Prof. Dr. Oliver Holtemöller, Leiter der Abteilung Makroökonomik benennt in einem Gastbeitrag die Effekte von Alterung, Kohleausstieg und Klimapaket auf den gesamtstaatlichen Budgetsaldo bis zum Jahr 2024.
Nach der Mittelfristprojektion des IWH wird das Bruttoinlandsprodukt in Deutschland in den Jahren bis 2024 preisbereinigt um durchschnittlich ein Prozent wachsen; das nominale Bruttoinlandsprodukt wird um durchschnittlich 2¾ Prozent zunehmen. Die Durchschnittswerte verschleiern die Tatsache, dass das Wachstum gegen Ende des Projektionszeitraums aufgrund der dann rückläufigen Erwerbsbevölkerung spürbar zurückgehen wird. Dies wird sich auch auf die Staatseinnahmen auswirken.

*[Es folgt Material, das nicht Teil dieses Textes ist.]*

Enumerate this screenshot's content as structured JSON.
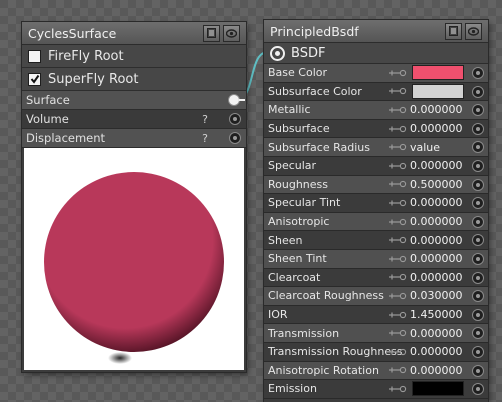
{
  "left_node": {
    "title": "CyclesSurface",
    "checkboxes": [
      {
        "label": "FireFly Root",
        "checked": false
      },
      {
        "label": "SuperFly Root",
        "checked": true
      }
    ],
    "sockets": [
      {
        "label": "Surface",
        "help": ""
      },
      {
        "label": "Volume",
        "help": "?"
      },
      {
        "label": "Displacement",
        "help": "?"
      }
    ],
    "preview_color": "#b8385a"
  },
  "right_node": {
    "title": "PrincipledBsdf",
    "input_label": "BSDF",
    "properties": [
      {
        "label": "Base Color",
        "type": "color",
        "color": "#f0506e"
      },
      {
        "label": "Subsurface Color",
        "type": "color",
        "color": "#d2d2d2"
      },
      {
        "label": "Metallic",
        "type": "value",
        "value": "0.000000"
      },
      {
        "label": "Subsurface",
        "type": "value",
        "value": "0.000000"
      },
      {
        "label": "Subsurface Radius",
        "type": "value",
        "value": "value"
      },
      {
        "label": "Specular",
        "type": "value",
        "value": "0.000000"
      },
      {
        "label": "Roughness",
        "type": "value",
        "value": "0.500000"
      },
      {
        "label": "Specular Tint",
        "type": "value",
        "value": "0.000000"
      },
      {
        "label": "Anisotropic",
        "type": "value",
        "value": "0.000000"
      },
      {
        "label": "Sheen",
        "type": "value",
        "value": "0.000000"
      },
      {
        "label": "Sheen Tint",
        "type": "value",
        "value": "0.000000"
      },
      {
        "label": "Clearcoat",
        "type": "value",
        "value": "0.000000"
      },
      {
        "label": "Clearcoat Roughness",
        "type": "value",
        "value": "0.030000"
      },
      {
        "label": "IOR",
        "type": "value",
        "value": "1.450000"
      },
      {
        "label": "Transmission",
        "type": "value",
        "value": "0.000000"
      },
      {
        "label": "Transmission Roughness",
        "type": "value",
        "value": "0.000000"
      },
      {
        "label": "Anisotropic Rotation",
        "type": "value",
        "value": "0.000000"
      },
      {
        "label": "Emission",
        "type": "color",
        "color": "#000000"
      }
    ]
  },
  "connection_color": "#5fbfc4"
}
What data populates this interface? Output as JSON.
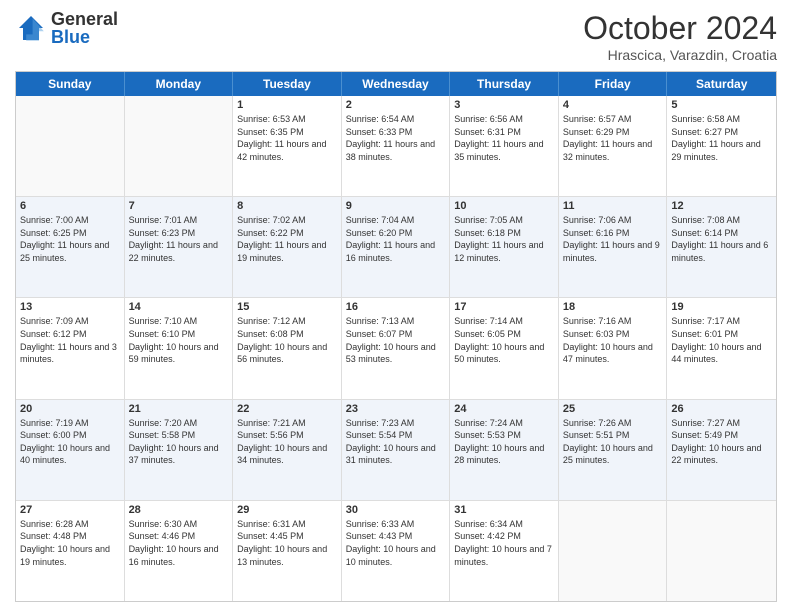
{
  "header": {
    "logo": {
      "general": "General",
      "blue": "Blue"
    },
    "title": "October 2024",
    "subtitle": "Hrascica, Varazdin, Croatia"
  },
  "calendar": {
    "days": [
      "Sunday",
      "Monday",
      "Tuesday",
      "Wednesday",
      "Thursday",
      "Friday",
      "Saturday"
    ],
    "rows": [
      [
        {
          "day": "",
          "info": ""
        },
        {
          "day": "",
          "info": ""
        },
        {
          "day": "1",
          "info": "Sunrise: 6:53 AM\nSunset: 6:35 PM\nDaylight: 11 hours and 42 minutes."
        },
        {
          "day": "2",
          "info": "Sunrise: 6:54 AM\nSunset: 6:33 PM\nDaylight: 11 hours and 38 minutes."
        },
        {
          "day": "3",
          "info": "Sunrise: 6:56 AM\nSunset: 6:31 PM\nDaylight: 11 hours and 35 minutes."
        },
        {
          "day": "4",
          "info": "Sunrise: 6:57 AM\nSunset: 6:29 PM\nDaylight: 11 hours and 32 minutes."
        },
        {
          "day": "5",
          "info": "Sunrise: 6:58 AM\nSunset: 6:27 PM\nDaylight: 11 hours and 29 minutes."
        }
      ],
      [
        {
          "day": "6",
          "info": "Sunrise: 7:00 AM\nSunset: 6:25 PM\nDaylight: 11 hours and 25 minutes."
        },
        {
          "day": "7",
          "info": "Sunrise: 7:01 AM\nSunset: 6:23 PM\nDaylight: 11 hours and 22 minutes."
        },
        {
          "day": "8",
          "info": "Sunrise: 7:02 AM\nSunset: 6:22 PM\nDaylight: 11 hours and 19 minutes."
        },
        {
          "day": "9",
          "info": "Sunrise: 7:04 AM\nSunset: 6:20 PM\nDaylight: 11 hours and 16 minutes."
        },
        {
          "day": "10",
          "info": "Sunrise: 7:05 AM\nSunset: 6:18 PM\nDaylight: 11 hours and 12 minutes."
        },
        {
          "day": "11",
          "info": "Sunrise: 7:06 AM\nSunset: 6:16 PM\nDaylight: 11 hours and 9 minutes."
        },
        {
          "day": "12",
          "info": "Sunrise: 7:08 AM\nSunset: 6:14 PM\nDaylight: 11 hours and 6 minutes."
        }
      ],
      [
        {
          "day": "13",
          "info": "Sunrise: 7:09 AM\nSunset: 6:12 PM\nDaylight: 11 hours and 3 minutes."
        },
        {
          "day": "14",
          "info": "Sunrise: 7:10 AM\nSunset: 6:10 PM\nDaylight: 10 hours and 59 minutes."
        },
        {
          "day": "15",
          "info": "Sunrise: 7:12 AM\nSunset: 6:08 PM\nDaylight: 10 hours and 56 minutes."
        },
        {
          "day": "16",
          "info": "Sunrise: 7:13 AM\nSunset: 6:07 PM\nDaylight: 10 hours and 53 minutes."
        },
        {
          "day": "17",
          "info": "Sunrise: 7:14 AM\nSunset: 6:05 PM\nDaylight: 10 hours and 50 minutes."
        },
        {
          "day": "18",
          "info": "Sunrise: 7:16 AM\nSunset: 6:03 PM\nDaylight: 10 hours and 47 minutes."
        },
        {
          "day": "19",
          "info": "Sunrise: 7:17 AM\nSunset: 6:01 PM\nDaylight: 10 hours and 44 minutes."
        }
      ],
      [
        {
          "day": "20",
          "info": "Sunrise: 7:19 AM\nSunset: 6:00 PM\nDaylight: 10 hours and 40 minutes."
        },
        {
          "day": "21",
          "info": "Sunrise: 7:20 AM\nSunset: 5:58 PM\nDaylight: 10 hours and 37 minutes."
        },
        {
          "day": "22",
          "info": "Sunrise: 7:21 AM\nSunset: 5:56 PM\nDaylight: 10 hours and 34 minutes."
        },
        {
          "day": "23",
          "info": "Sunrise: 7:23 AM\nSunset: 5:54 PM\nDaylight: 10 hours and 31 minutes."
        },
        {
          "day": "24",
          "info": "Sunrise: 7:24 AM\nSunset: 5:53 PM\nDaylight: 10 hours and 28 minutes."
        },
        {
          "day": "25",
          "info": "Sunrise: 7:26 AM\nSunset: 5:51 PM\nDaylight: 10 hours and 25 minutes."
        },
        {
          "day": "26",
          "info": "Sunrise: 7:27 AM\nSunset: 5:49 PM\nDaylight: 10 hours and 22 minutes."
        }
      ],
      [
        {
          "day": "27",
          "info": "Sunrise: 6:28 AM\nSunset: 4:48 PM\nDaylight: 10 hours and 19 minutes."
        },
        {
          "day": "28",
          "info": "Sunrise: 6:30 AM\nSunset: 4:46 PM\nDaylight: 10 hours and 16 minutes."
        },
        {
          "day": "29",
          "info": "Sunrise: 6:31 AM\nSunset: 4:45 PM\nDaylight: 10 hours and 13 minutes."
        },
        {
          "day": "30",
          "info": "Sunrise: 6:33 AM\nSunset: 4:43 PM\nDaylight: 10 hours and 10 minutes."
        },
        {
          "day": "31",
          "info": "Sunrise: 6:34 AM\nSunset: 4:42 PM\nDaylight: 10 hours and 7 minutes."
        },
        {
          "day": "",
          "info": ""
        },
        {
          "day": "",
          "info": ""
        }
      ]
    ]
  }
}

Allerdings wird die Bevölkerung nicht regional gleichverteilt zurückgehen. Strukturschwache Regionen dürften stärker betroffen sein. Regionen mit schrumpfender Erwerbsbevölkerung müssen sich auf einen sinkenden finanziellen Spielraum einstellen. Die regionalen Effekte werden zwar durch Umverteilungsmechanismen abgefedert, aber nicht völlig ausgeglichen. Der beschleunigte Braunkohleausstieg wird diesen Prozess verstärken, das Klimapaket der Bundesregierung hat hingegen vergleichsweise geringe Auswirkungen auf die öffentlichen Finanzen.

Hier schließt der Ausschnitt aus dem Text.